The scale of Q2's corporate performance is difficult to overstate. According to FactSet, S&P 500 companies are projected to report year-over-year earnings growth of 23.6% for Q2 2026, which, if confirmed, would mark the second consecutive quarter of above-20% growth. Critically, analysts revised their Q2 estimates upward by 3.4% during the quarter itself, bucking the typical pattern of cuts of around 4% seen consistently over the past two decades. The breadth of the outperformance has been striking, too. JPMorgan delivered a spectacular Q2 EPS of $6.14 against a consensus of $5.85, on revenue of $58.02 billion versus the $50.19 billion expected. Bank of America reported revenue of $31.7 billion, topping estimates, with investment banking fees up 50% year over year. The energy sector has also been an unexpected driver of market growth, with energy earnings estimates surging from 48% year-over-year growth at the start of Q2 to 123% by its end, driven by elevated oil prices during the height of the Iran conflict. Even the semiconductor space, which had been nursing its wounds after June's brutal Broadcom-led sell-off, found its footing this week: the VanEck Semiconductor ETF climbed 2.5% on Tuesday, with AMD and Intel each rising 2% after strong signals from ASML. The weight of this earnings momentum is real: It is, as one analyst noted, the primary source of the S&P 500's returns this year, with the price-to-earnings multiples have actually contracted by 13% YTD while earnings have risen 20%. That is not a speculative bubble; it is a market being dragged higher by fundamentals even as valuation headwinds persist.

The Fed wildcard

The fly in the ointment, and it is a sizable one, is that the earnings narrative and the monetary policy story are pulling in opposite directions, and the latter may yet win out. Nine of the eighteen FOMC participants who submitted projections at June's meeting indicated they expected at least one rate hike before the year’s end, moving the median year-end rate projection to 3.8% from 3.4% in March.
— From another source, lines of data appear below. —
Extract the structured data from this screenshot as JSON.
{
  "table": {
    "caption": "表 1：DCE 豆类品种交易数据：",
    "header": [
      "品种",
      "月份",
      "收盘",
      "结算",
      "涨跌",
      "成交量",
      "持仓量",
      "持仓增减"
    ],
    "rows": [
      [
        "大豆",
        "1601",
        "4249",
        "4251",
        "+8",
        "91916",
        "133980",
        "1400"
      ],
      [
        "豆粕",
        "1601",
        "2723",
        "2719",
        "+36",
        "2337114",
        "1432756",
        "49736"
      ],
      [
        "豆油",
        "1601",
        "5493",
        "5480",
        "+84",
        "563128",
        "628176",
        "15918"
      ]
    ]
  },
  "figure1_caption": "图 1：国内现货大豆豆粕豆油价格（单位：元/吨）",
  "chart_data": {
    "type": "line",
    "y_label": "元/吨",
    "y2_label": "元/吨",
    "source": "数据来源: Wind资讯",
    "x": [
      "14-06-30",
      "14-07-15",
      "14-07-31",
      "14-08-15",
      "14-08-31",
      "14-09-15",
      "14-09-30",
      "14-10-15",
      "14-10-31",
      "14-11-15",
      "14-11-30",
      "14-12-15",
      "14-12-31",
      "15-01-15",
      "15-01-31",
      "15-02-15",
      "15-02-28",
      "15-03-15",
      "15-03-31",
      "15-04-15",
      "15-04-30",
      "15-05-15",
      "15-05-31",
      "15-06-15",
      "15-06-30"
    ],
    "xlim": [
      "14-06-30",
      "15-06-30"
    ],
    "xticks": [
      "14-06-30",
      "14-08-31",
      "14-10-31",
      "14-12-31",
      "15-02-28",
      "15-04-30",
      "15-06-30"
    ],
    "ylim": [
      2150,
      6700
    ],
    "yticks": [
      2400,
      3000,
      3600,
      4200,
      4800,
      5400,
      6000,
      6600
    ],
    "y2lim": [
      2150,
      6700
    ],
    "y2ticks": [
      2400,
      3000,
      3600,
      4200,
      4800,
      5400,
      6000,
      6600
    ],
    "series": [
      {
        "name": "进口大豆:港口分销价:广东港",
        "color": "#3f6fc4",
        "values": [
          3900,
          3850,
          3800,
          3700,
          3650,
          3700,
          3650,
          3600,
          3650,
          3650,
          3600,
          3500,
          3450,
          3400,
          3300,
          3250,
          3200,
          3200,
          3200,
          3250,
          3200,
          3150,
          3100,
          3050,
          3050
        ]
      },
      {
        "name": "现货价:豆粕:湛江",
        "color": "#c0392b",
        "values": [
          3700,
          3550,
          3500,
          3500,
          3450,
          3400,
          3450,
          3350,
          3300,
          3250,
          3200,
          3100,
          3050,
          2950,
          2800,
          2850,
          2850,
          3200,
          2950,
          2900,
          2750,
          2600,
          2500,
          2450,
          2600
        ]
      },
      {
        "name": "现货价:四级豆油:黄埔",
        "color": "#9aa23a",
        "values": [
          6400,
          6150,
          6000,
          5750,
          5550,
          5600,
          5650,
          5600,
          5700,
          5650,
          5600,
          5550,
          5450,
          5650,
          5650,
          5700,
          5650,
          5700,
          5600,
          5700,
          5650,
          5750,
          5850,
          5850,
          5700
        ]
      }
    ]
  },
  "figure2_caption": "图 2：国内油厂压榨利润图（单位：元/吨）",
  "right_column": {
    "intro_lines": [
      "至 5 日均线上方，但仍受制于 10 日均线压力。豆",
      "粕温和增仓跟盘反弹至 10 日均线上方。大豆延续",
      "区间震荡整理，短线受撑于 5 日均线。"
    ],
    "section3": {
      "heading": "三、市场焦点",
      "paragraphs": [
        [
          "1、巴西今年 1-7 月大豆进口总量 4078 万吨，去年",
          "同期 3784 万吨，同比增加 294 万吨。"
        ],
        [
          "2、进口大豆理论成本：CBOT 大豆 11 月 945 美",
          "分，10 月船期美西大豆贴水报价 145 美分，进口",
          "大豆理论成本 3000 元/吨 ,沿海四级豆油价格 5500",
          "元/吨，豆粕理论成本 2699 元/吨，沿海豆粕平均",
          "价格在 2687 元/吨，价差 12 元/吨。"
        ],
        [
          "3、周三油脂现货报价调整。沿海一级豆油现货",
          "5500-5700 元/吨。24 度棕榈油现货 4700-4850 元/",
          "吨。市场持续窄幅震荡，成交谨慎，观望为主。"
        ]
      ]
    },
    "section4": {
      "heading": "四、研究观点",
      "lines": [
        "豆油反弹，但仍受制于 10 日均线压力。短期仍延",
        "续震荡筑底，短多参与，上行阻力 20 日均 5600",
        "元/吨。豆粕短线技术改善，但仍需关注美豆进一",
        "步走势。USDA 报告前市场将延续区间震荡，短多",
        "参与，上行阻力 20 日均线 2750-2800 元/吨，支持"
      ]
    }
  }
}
Tuesday's soft CPI print offered some temporary relief: The probability of a rate hike at the July 29 Fed meeting fell to 25.1% after the data release, from 33.1% the week prior. However, this may only prove to be a relatively short-lived reprieve. Treasury futures are now pointing to a 25-basis-point rate hike by as early as October, with a second hike expected by April 2027. If this trajectory proves to be accurate, that would materially compress the equity risk premium at current valuations. The complicating factor is new Fed Chair Warsh himself, who has made a point of abandoning the regulator’s tradition of forward guidance, leaving markets to infer his intentions from limited signals. At the ECB forum in Sintra earlier in July, he noted only that "we've seen that prices are too high" – a characteristically cryptic remark that gave markets nothing to trade on. For now, producer prices for June also came in below expectations, aligning with the soft CPI report and further trimming near-term rate-hike risks. But with Iran strikes resuming and oil prices under renewed upward pressure, that comfort could evaporate quickly. The S&P 500 is just now entering the heart of its earnings season, with Magnificent 7 results still to come. And while stocks are surely in better shape than they were a fortnight ago, the July 29 FOMC meeting looms over everything, and until Warsh shows his hand, the ceiling on this market will remain stubbornly and frustratingly close.